Sounds great! What's the problem? After the jump...
Well, there just happen to be three guys in Philadelphia right now named Raul Ibanez, Shane Victorino, and Jayson Werth, all three All-Stars having excellent (overall) seasons. And the Phillies are committed to all three through at least the 2010 season.
Ibanez is signed through 2011 and is owed a base salary of $11.5MM in both 2010 and 2011. Werth signed a two year extension in the offseason through 2010, when he is owed $7MM. Victorino is still in his arbitration years and is under team control through 2011 and is earning just $3.125MM this year. With the numbers he's putting up this year, his performance in the 2008 postseason, and his outsized personality (ahem), he's likely to get a substantial bump in his salary for 2010.
Although the team sheds the salaries of Jim Thome (yup, Phillies paid him $3MM in 2009), Adam Eaton, Geoff Jenkins, and possibly Brett Myers before next season, Chase Utley, Victorino, Werth, Ryan Howard, and Cole Hamels all get substantial raises next year, bumping the team very close to its likely upper limits of payroll tolerance and thereby limiting the Phillies' ability to retool in the event of an injury to one of their key players. Shedding a few million dollars from the payroll would not be the worst thing the team could do.

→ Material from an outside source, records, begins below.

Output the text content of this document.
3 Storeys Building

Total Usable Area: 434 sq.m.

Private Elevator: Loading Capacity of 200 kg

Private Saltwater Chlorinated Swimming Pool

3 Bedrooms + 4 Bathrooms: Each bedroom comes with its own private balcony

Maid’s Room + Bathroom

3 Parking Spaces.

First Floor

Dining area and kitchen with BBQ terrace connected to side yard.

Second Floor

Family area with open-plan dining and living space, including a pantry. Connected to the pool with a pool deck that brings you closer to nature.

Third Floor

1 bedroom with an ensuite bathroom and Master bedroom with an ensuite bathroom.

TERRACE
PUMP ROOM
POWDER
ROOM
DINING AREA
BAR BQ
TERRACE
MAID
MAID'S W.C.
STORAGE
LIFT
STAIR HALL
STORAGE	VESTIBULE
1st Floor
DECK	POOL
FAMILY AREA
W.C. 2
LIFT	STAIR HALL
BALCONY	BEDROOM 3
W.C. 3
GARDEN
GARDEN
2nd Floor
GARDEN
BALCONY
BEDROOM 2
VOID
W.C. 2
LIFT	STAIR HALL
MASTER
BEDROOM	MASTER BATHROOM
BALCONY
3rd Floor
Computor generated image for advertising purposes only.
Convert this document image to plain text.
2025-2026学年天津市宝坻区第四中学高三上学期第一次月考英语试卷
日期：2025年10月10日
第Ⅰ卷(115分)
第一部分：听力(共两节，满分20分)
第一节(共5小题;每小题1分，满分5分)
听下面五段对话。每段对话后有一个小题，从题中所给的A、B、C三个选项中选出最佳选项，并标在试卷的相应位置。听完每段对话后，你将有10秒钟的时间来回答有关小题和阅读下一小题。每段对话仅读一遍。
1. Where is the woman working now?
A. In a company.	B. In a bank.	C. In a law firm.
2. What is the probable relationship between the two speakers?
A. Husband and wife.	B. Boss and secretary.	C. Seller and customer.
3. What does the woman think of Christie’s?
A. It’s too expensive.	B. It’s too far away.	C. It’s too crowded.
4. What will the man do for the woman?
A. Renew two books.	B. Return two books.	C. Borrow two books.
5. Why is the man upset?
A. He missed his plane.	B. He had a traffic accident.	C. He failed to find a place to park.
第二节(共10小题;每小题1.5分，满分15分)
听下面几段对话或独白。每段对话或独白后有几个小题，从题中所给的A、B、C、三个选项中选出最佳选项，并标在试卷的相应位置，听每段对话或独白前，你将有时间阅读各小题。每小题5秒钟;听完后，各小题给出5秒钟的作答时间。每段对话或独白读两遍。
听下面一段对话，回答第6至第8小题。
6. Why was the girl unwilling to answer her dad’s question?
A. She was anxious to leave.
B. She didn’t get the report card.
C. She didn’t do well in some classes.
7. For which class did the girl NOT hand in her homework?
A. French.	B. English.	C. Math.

So what should the Phillies do?
Yup, it's a complicated situation, compounded by the sentimental feelings the organization and fanbase have for Werth and Victorino as 2008 Champs.
The Raul Ibanez signing, which looked like a masterstroke as recently as July, has lost some lustre with the .746 OPS he's posted since July 1st. He's probably still somewhat hobbled by his groin injury, but that's what happens to 37 year olds -- they get injured!
Ibanez is the player we thought he was -- a solid hitting outfielder, prone to blistering hot streaks and Arctic cold stretches. From an actuarial standpoint, trading the 37 year old Ibanez and getting another team to take his salary could be a coup. However, thanks to his hot start, he's become a fan favorite, and a P.R. conscious organization isn't likely to jettison a beloved player and an equally good human being.
Letting Jayson Werth fly the coop after 2010 seems like an obvious solution, compounded by the fact that Werth is blossoming as a player this season, and is on track for his first 30 HR/100 RBI season, along with fine defense in right field and the ability to play a solid center field as well. Losing that production is a risky proposition.
Victorino could net the team a solid return on the trade market, and is in the midst of what's likely to be a career season. While he's a fine player, he's eminently replaceable, postseason hero status notwithstanding.
Another option this offseason is to revisit the Roy Halladay situation with J.P. Ricciardi, with Michael Taylor as a centerpiece for a much-reduced package required for a single year of the superstar righthander. Which brings us back to the payroll question. Or pursue a third baseman from another organization, with Taylor as trade bait.
Blocking Michael Taylor and keeping him in the minors is more than a little unfair to a player who has shown that he's a capable hitter and fielder, but the Phillies have reaped the benefit of keeping solid position players in the minor leagues and allowing them to fully develop there. Ryan Howard and Chase Utley entered the league as complete players, and were All-Stars from the moment they entered the league. There was virtually no major league learning curve, and the Phillies have received the benefit of their peak seasons at manageable cost. Sucks for them, I guess, but it's good for us.
Conclusion: This is a nice problem to have. And I have no idea how to resolve it.
Nonetheless, I have a headache. Aspirin please!